The limitations of this work are that some socio-demographic variables such as income of the food handlers, supervision, inspection, and detailed sanitary practices in the establishments have not been considered. In addition, enumeration of bacteria and other enteric pathogens were not included in this research.

Conclusions

In conclusion more than two-thirds of study participants had poor food hygiene practices in our study area. Poor knowledge and unfavorable attitude towards food hygiene practices and shortage of a continuous water supply in the facilities were contributing factors for food hygiene practice. The concerned body or relevant program manager can use this study to improve the identified gaps through health education program and environmental health services, such as periodic inspections, effective enforcement of food safety regulations, and enhancing the capacity of an authorized body.

Data Sharing Statement

The data sets used and/or analyzed during the current study are available from the corresponding author and will submit on reasonable request.
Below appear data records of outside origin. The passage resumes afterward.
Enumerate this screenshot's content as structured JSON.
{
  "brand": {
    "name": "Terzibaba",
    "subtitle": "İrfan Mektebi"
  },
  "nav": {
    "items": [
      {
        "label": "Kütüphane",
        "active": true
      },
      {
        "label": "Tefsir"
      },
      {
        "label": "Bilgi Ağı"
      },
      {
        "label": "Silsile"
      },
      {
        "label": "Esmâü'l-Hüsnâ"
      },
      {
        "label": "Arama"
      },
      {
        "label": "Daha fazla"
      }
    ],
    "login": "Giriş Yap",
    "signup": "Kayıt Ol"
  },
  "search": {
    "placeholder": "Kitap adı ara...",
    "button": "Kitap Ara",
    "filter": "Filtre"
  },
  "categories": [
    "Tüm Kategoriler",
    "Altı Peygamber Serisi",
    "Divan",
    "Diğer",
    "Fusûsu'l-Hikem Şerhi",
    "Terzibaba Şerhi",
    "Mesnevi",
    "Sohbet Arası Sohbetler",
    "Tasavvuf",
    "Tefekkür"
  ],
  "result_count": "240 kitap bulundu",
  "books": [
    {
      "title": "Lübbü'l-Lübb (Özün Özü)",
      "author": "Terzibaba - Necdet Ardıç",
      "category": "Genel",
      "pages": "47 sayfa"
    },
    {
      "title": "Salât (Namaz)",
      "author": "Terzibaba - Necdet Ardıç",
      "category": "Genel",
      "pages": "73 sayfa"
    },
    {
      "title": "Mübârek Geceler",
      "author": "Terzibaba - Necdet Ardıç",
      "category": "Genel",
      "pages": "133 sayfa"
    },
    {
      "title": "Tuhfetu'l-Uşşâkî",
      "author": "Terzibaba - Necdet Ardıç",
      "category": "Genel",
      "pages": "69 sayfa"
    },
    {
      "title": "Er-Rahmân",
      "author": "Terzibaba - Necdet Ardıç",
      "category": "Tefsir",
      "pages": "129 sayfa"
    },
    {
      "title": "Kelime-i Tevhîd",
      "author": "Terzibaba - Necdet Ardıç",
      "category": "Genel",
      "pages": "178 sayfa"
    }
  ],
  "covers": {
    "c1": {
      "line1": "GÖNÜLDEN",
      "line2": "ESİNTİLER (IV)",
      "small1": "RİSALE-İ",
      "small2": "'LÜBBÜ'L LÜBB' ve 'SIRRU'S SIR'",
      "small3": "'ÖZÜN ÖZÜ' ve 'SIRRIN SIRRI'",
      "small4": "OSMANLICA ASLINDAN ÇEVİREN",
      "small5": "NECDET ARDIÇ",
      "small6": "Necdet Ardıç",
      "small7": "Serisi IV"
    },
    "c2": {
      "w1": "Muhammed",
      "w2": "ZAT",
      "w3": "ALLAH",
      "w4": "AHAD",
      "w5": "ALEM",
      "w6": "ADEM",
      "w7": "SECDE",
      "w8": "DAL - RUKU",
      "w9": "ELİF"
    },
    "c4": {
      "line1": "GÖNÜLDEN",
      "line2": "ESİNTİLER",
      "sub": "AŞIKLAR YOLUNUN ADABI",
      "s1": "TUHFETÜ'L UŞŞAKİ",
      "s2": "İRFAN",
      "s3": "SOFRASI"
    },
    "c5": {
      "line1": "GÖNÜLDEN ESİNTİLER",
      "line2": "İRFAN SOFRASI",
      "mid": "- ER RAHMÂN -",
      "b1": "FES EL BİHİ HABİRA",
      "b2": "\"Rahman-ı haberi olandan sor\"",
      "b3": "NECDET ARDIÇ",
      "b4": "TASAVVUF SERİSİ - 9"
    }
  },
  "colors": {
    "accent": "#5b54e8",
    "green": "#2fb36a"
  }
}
Ethics Approval and Consent

Study protocol was approved by joint Ethical Review Board of Addis Continental Institute of Public Health and University of Gondar. Similarly, the ethical clearance was obtained from Ethic and Research committee established under Addis Ababa Regional Health Bureau. In addition, Permission was obtained from Bole sub-city administration, Bole sub-city health office, and all Woreda administration. The verbal informed consent was accepted and approved by the institutions mentioned above. A verbal informed consent was obtained from each study participant after the purpose of study was explained for them. The data collectors informed them that thet information obtained was not disclosed to any third party. Study participants who were not volunteer to continue from the beginning or at any moment of the interview were respected to do so. Privacy and strict confidentiality were maintained during the interview process. Name and personal identifiers of participants had not been included in order to maintain anonymity.

Acknowledgment

The authors would like to thank University of Gondar, Addis Continental Institute of Public Health, and Addis Ababa Regional Health Bureau for their ethical approval and valuable comments on research project. In general study participants and Bole Sub-city Administration offices are thankful for their cooperation during data collection.

Author Contributions

All authors made a significant contribution to the work reported, whether that is in the conception, study design, execution, acquisition of data, analysis, and interpretation, or in all these areas; took part in drafting, revising or critically reviewing the article; gave final approval of the version to be published; have agreed on the journal to which the article has been submitted; and agree to be accountable for all aspects of the work.

Funding

The authors had no funding support or funding to report.

Disclosure

All authors declare that they have no competing interest.